- Born: August 8, 1909 Colorado Springs, Colorado, US
- Died: May 28, 1963 (aged 53) Dallas, Texas, US
- Resting place: Oakwood Cemetery
- Occupations: Rancher, polo player
- Spouse: several
- Children: Albert Buckman Wharton III
- Parent(s): Electra Waggoner Albert Buckman Wharton
- Relatives: William Thomas Waggoner (maternal grandfather) Daniel Waggoner (maternal great-grandfather)

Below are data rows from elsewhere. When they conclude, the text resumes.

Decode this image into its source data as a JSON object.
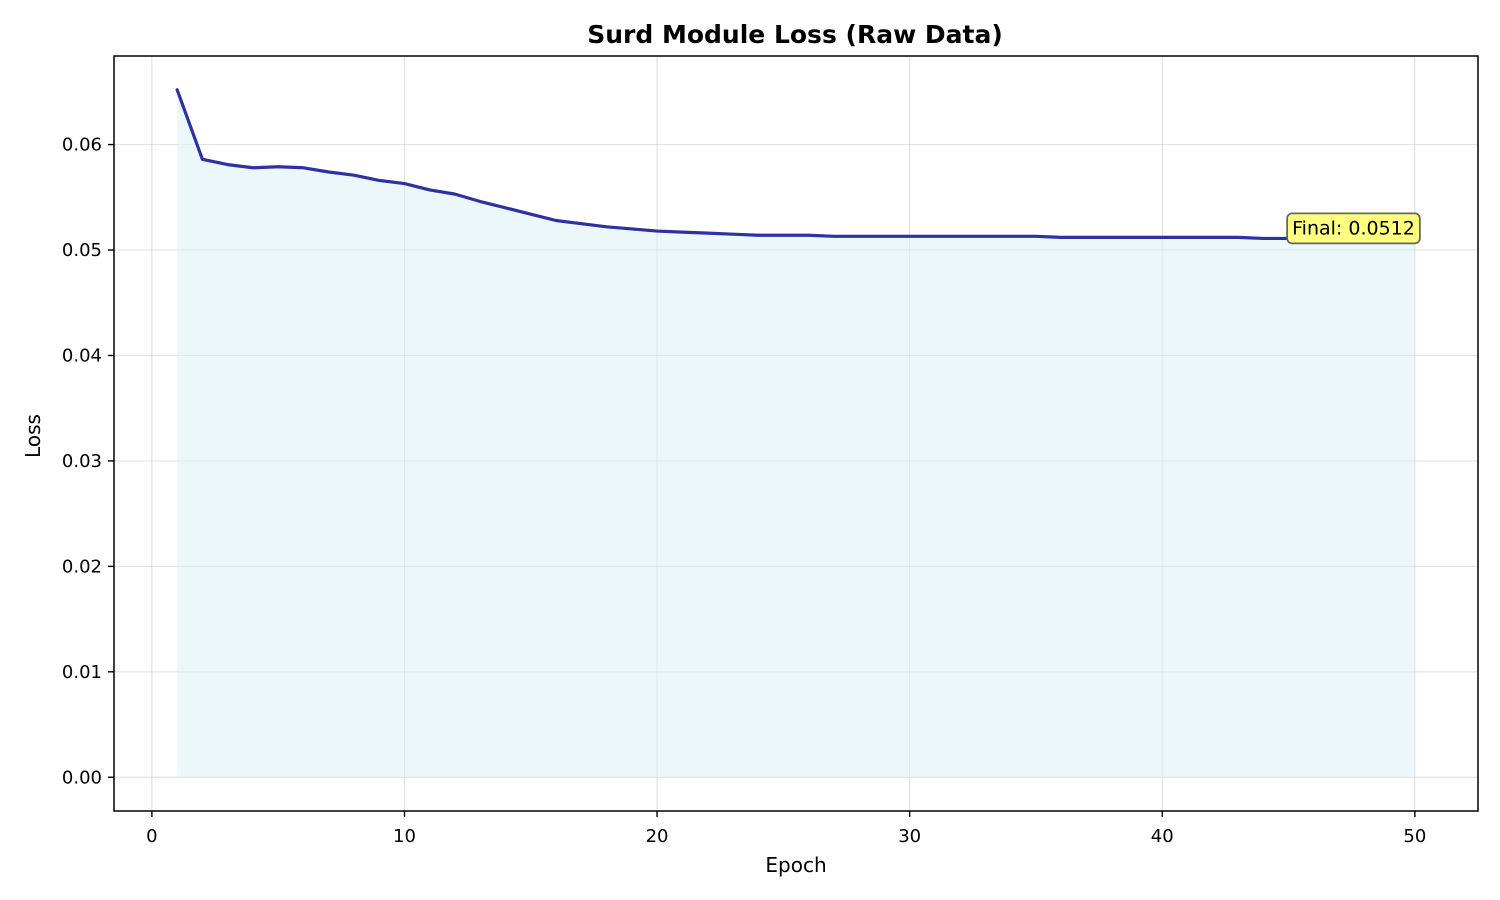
{
  "chart_data": {
    "type": "area",
    "title": "Surd Module Loss (Raw Data)",
    "xlabel": "Epoch",
    "ylabel": "Loss",
    "xlim": [
      -1.5,
      52.5
    ],
    "ylim": [
      -0.0032,
      0.0684
    ],
    "xticks": [
      0,
      10,
      20,
      30,
      40,
      50
    ],
    "yticks": [
      0.0,
      0.01,
      0.02,
      0.03,
      0.04,
      0.05,
      0.06
    ],
    "ytick_labels": [
      "0.00",
      "0.01",
      "0.02",
      "0.03",
      "0.04",
      "0.05",
      "0.06"
    ],
    "grid": true,
    "line_color": "#2e31a0",
    "fill_color": "#ddf0f5",
    "annotation": {
      "text": "Final: 0.0512",
      "epoch": 50,
      "value": 0.0512,
      "box_color": "#ffff80",
      "edge_color": "#666666"
    },
    "x": [
      1,
      2,
      3,
      4,
      5,
      6,
      7,
      8,
      9,
      10,
      11,
      12,
      13,
      14,
      15,
      16,
      17,
      18,
      19,
      20,
      21,
      22,
      23,
      24,
      25,
      26,
      27,
      28,
      29,
      30,
      31,
      32,
      33,
      34,
      35,
      36,
      37,
      38,
      39,
      40,
      41,
      42,
      43,
      44,
      45,
      46,
      47,
      48,
      49,
      50
    ],
    "values": [
      0.0652,
      0.0586,
      0.0581,
      0.0578,
      0.0579,
      0.0578,
      0.0574,
      0.0571,
      0.0566,
      0.0563,
      0.0557,
      0.0553,
      0.0546,
      0.054,
      0.0534,
      0.0528,
      0.0525,
      0.0522,
      0.052,
      0.0518,
      0.0517,
      0.0516,
      0.0515,
      0.0514,
      0.0514,
      0.0514,
      0.0513,
      0.0513,
      0.0513,
      0.0513,
      0.0513,
      0.0513,
      0.0513,
      0.0513,
      0.0513,
      0.0512,
      0.0512,
      0.0512,
      0.0512,
      0.0512,
      0.0512,
      0.0512,
      0.0512,
      0.0511,
      0.0511,
      0.0511,
      0.0511,
      0.0511,
      0.0511,
      0.0512
    ]
  }
}
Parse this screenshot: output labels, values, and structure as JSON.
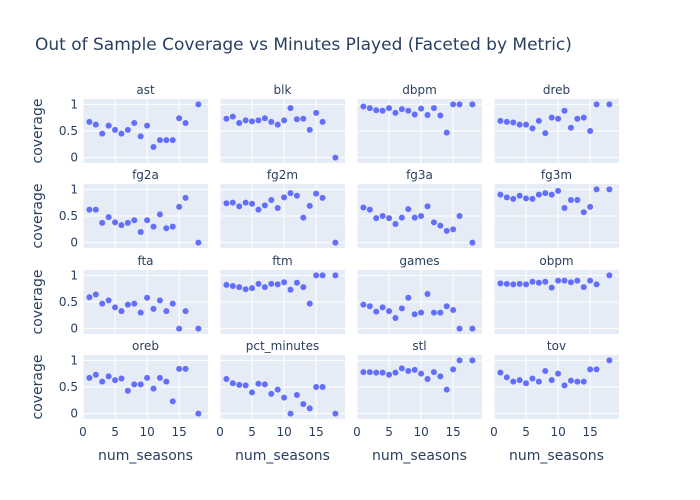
{
  "chart_data": {
    "type": "scatter",
    "title": "Out of Sample Coverage vs Minutes Played (Faceted by Metric)",
    "xlabel": "num_seasons",
    "ylabel": "coverage",
    "xlim": [
      0,
      19.5
    ],
    "ylim": [
      -0.1,
      1.1
    ],
    "x_ticks": [
      0,
      5,
      10,
      15
    ],
    "y_ticks": [
      0,
      0.5,
      1
    ],
    "grid": true,
    "colors": {
      "marker": "#636efa",
      "plot_bg": "#e5ecf6",
      "grid": "#ffffff",
      "text": "#2a3f5f"
    },
    "facets": [
      {
        "name": "ast",
        "x": [
          1,
          2,
          3,
          4,
          5,
          6,
          7,
          8,
          9,
          10,
          11,
          12,
          13,
          14,
          15,
          16,
          18
        ],
        "y": [
          0.67,
          0.62,
          0.45,
          0.6,
          0.52,
          0.45,
          0.52,
          0.65,
          0.4,
          0.6,
          0.2,
          0.33,
          0.33,
          0.33,
          0.74,
          0.65,
          1.0
        ]
      },
      {
        "name": "blk",
        "x": [
          1,
          2,
          3,
          4,
          5,
          6,
          7,
          8,
          9,
          10,
          11,
          12,
          13,
          14,
          15,
          16,
          18
        ],
        "y": [
          0.73,
          0.77,
          0.65,
          0.7,
          0.68,
          0.7,
          0.74,
          0.67,
          0.62,
          0.7,
          0.93,
          0.72,
          0.73,
          0.52,
          0.84,
          0.67,
          0.0
        ]
      },
      {
        "name": "dbpm",
        "x": [
          1,
          2,
          3,
          4,
          5,
          6,
          7,
          8,
          9,
          10,
          11,
          12,
          13,
          14,
          15,
          16,
          18
        ],
        "y": [
          0.96,
          0.93,
          0.89,
          0.88,
          0.93,
          0.84,
          0.91,
          0.88,
          0.81,
          0.92,
          0.8,
          0.93,
          0.79,
          0.47,
          1.0,
          1.0,
          1.0
        ]
      },
      {
        "name": "dreb",
        "x": [
          1,
          2,
          3,
          4,
          5,
          6,
          7,
          8,
          9,
          10,
          11,
          12,
          13,
          14,
          15,
          16,
          18
        ],
        "y": [
          0.69,
          0.67,
          0.66,
          0.62,
          0.62,
          0.55,
          0.69,
          0.46,
          0.75,
          0.73,
          0.88,
          0.56,
          0.73,
          0.75,
          0.5,
          1.0,
          1.0
        ]
      },
      {
        "name": "fg2a",
        "x": [
          1,
          2,
          3,
          4,
          5,
          6,
          7,
          8,
          9,
          10,
          11,
          12,
          13,
          14,
          15,
          16,
          18
        ],
        "y": [
          0.62,
          0.62,
          0.37,
          0.48,
          0.38,
          0.33,
          0.37,
          0.42,
          0.2,
          0.42,
          0.3,
          0.53,
          0.27,
          0.3,
          0.67,
          0.84,
          0.0
        ]
      },
      {
        "name": "fg2m",
        "x": [
          1,
          2,
          3,
          4,
          5,
          6,
          7,
          8,
          9,
          10,
          11,
          12,
          13,
          14,
          15,
          16,
          18
        ],
        "y": [
          0.74,
          0.75,
          0.68,
          0.75,
          0.73,
          0.62,
          0.7,
          0.8,
          0.65,
          0.85,
          0.93,
          0.88,
          0.47,
          0.69,
          0.92,
          0.84,
          0.0
        ]
      },
      {
        "name": "fg3a",
        "x": [
          1,
          2,
          3,
          4,
          5,
          6,
          7,
          8,
          9,
          10,
          11,
          12,
          13,
          14,
          15,
          16,
          18
        ],
        "y": [
          0.66,
          0.62,
          0.46,
          0.5,
          0.46,
          0.35,
          0.47,
          0.63,
          0.47,
          0.5,
          0.68,
          0.38,
          0.32,
          0.22,
          0.25,
          0.5,
          0.0
        ]
      },
      {
        "name": "fg3m",
        "x": [
          1,
          2,
          3,
          4,
          5,
          6,
          7,
          8,
          9,
          10,
          11,
          12,
          13,
          14,
          15,
          16,
          18
        ],
        "y": [
          0.9,
          0.85,
          0.82,
          0.88,
          0.83,
          0.82,
          0.9,
          0.93,
          0.9,
          0.97,
          0.65,
          0.8,
          0.8,
          0.57,
          0.67,
          1.0,
          1.0
        ]
      },
      {
        "name": "fta",
        "x": [
          1,
          2,
          3,
          4,
          5,
          6,
          7,
          8,
          9,
          10,
          11,
          12,
          13,
          14,
          15,
          16,
          18
        ],
        "y": [
          0.59,
          0.64,
          0.47,
          0.53,
          0.4,
          0.33,
          0.45,
          0.47,
          0.3,
          0.58,
          0.37,
          0.53,
          0.33,
          0.47,
          0.0,
          0.33,
          0.0
        ]
      },
      {
        "name": "ftm",
        "x": [
          1,
          2,
          3,
          4,
          5,
          6,
          7,
          8,
          9,
          10,
          11,
          12,
          13,
          14,
          15,
          16,
          18
        ],
        "y": [
          0.82,
          0.8,
          0.78,
          0.74,
          0.76,
          0.84,
          0.78,
          0.84,
          0.83,
          0.87,
          0.73,
          0.86,
          0.78,
          0.47,
          1.0,
          1.0,
          1.0
        ]
      },
      {
        "name": "games",
        "x": [
          1,
          2,
          3,
          4,
          5,
          6,
          7,
          8,
          9,
          10,
          11,
          12,
          13,
          14,
          15,
          16,
          18
        ],
        "y": [
          0.45,
          0.42,
          0.32,
          0.4,
          0.33,
          0.2,
          0.38,
          0.58,
          0.27,
          0.3,
          0.65,
          0.3,
          0.3,
          0.42,
          0.35,
          0.0,
          0.0
        ]
      },
      {
        "name": "obpm",
        "x": [
          1,
          2,
          3,
          4,
          5,
          6,
          7,
          8,
          9,
          10,
          11,
          12,
          13,
          14,
          15,
          16,
          18
        ],
        "y": [
          0.85,
          0.84,
          0.83,
          0.84,
          0.83,
          0.88,
          0.86,
          0.88,
          0.77,
          0.9,
          0.9,
          0.87,
          0.9,
          0.78,
          0.9,
          0.83,
          1.0
        ]
      },
      {
        "name": "oreb",
        "x": [
          1,
          2,
          3,
          4,
          5,
          6,
          7,
          8,
          9,
          10,
          11,
          12,
          13,
          14,
          15,
          16,
          18
        ],
        "y": [
          0.67,
          0.73,
          0.6,
          0.7,
          0.63,
          0.66,
          0.43,
          0.55,
          0.55,
          0.67,
          0.47,
          0.67,
          0.6,
          0.23,
          0.84,
          0.84,
          0.0
        ]
      },
      {
        "name": "pct_minutes",
        "x": [
          1,
          2,
          3,
          4,
          5,
          6,
          7,
          8,
          9,
          10,
          11,
          12,
          13,
          14,
          15,
          16,
          18
        ],
        "y": [
          0.65,
          0.57,
          0.54,
          0.53,
          0.4,
          0.56,
          0.55,
          0.37,
          0.45,
          0.3,
          0.0,
          0.35,
          0.18,
          0.1,
          0.5,
          0.5,
          0.0
        ]
      },
      {
        "name": "stl",
        "x": [
          1,
          2,
          3,
          4,
          5,
          6,
          7,
          8,
          9,
          10,
          11,
          12,
          13,
          14,
          15,
          16,
          18
        ],
        "y": [
          0.78,
          0.78,
          0.77,
          0.77,
          0.73,
          0.77,
          0.85,
          0.8,
          0.82,
          0.75,
          0.65,
          0.78,
          0.7,
          0.45,
          0.83,
          1.0,
          1.0
        ]
      },
      {
        "name": "tov",
        "x": [
          1,
          2,
          3,
          4,
          5,
          6,
          7,
          8,
          9,
          10,
          11,
          12,
          13,
          14,
          15,
          16,
          18
        ],
        "y": [
          0.77,
          0.68,
          0.6,
          0.63,
          0.57,
          0.66,
          0.6,
          0.8,
          0.63,
          0.75,
          0.53,
          0.62,
          0.6,
          0.6,
          0.83,
          0.83,
          1.0
        ]
      }
    ]
  }
}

= Albert Buckman Wharton Jr. =

American rancher and polo player

Albert Buckman Wharton Jr. (a.k.a. Buster Wharton) (August 8, 1909 – May 28, 1963) was an American rancher and polo player.

==Early life==
Albert Buckman Wharton Jr. was born on August 8, 1909, in Colorado Springs, Colorado. His mother, Electra Waggoner, was a socialite and heiress to the Waggoner Ranch. His father, Albert Buckman Wharton, was a horsebreeder and a member of the Wharton family from Philadelphia. His parents met while they were traveling separately in the Himalayas. His maternal grandfather was William Thomas Waggoner and his maternal great-grandfather was Daniel Waggoner.

==Polo==
Wharton became a polo player. He built polo fields on the Waggoner Ranch. It was known as El Ranchito Polo Club and ran polo tournaments. He played alongside polo champion Cecil Smith at the ranch.

==Personal life==
Wharton was married several times. His last wife was Lula Waggoner.

==Death==
He died of cirrhosis of the liver on May 28, 1963, in Dallas, Texas. He was buried at the Oakwood Cemetery in Fort Worth, Texas. He left his estate to his last wife. However, his son's mother sued her for four years, until the estate finally went to his son, who inherited it in 1970.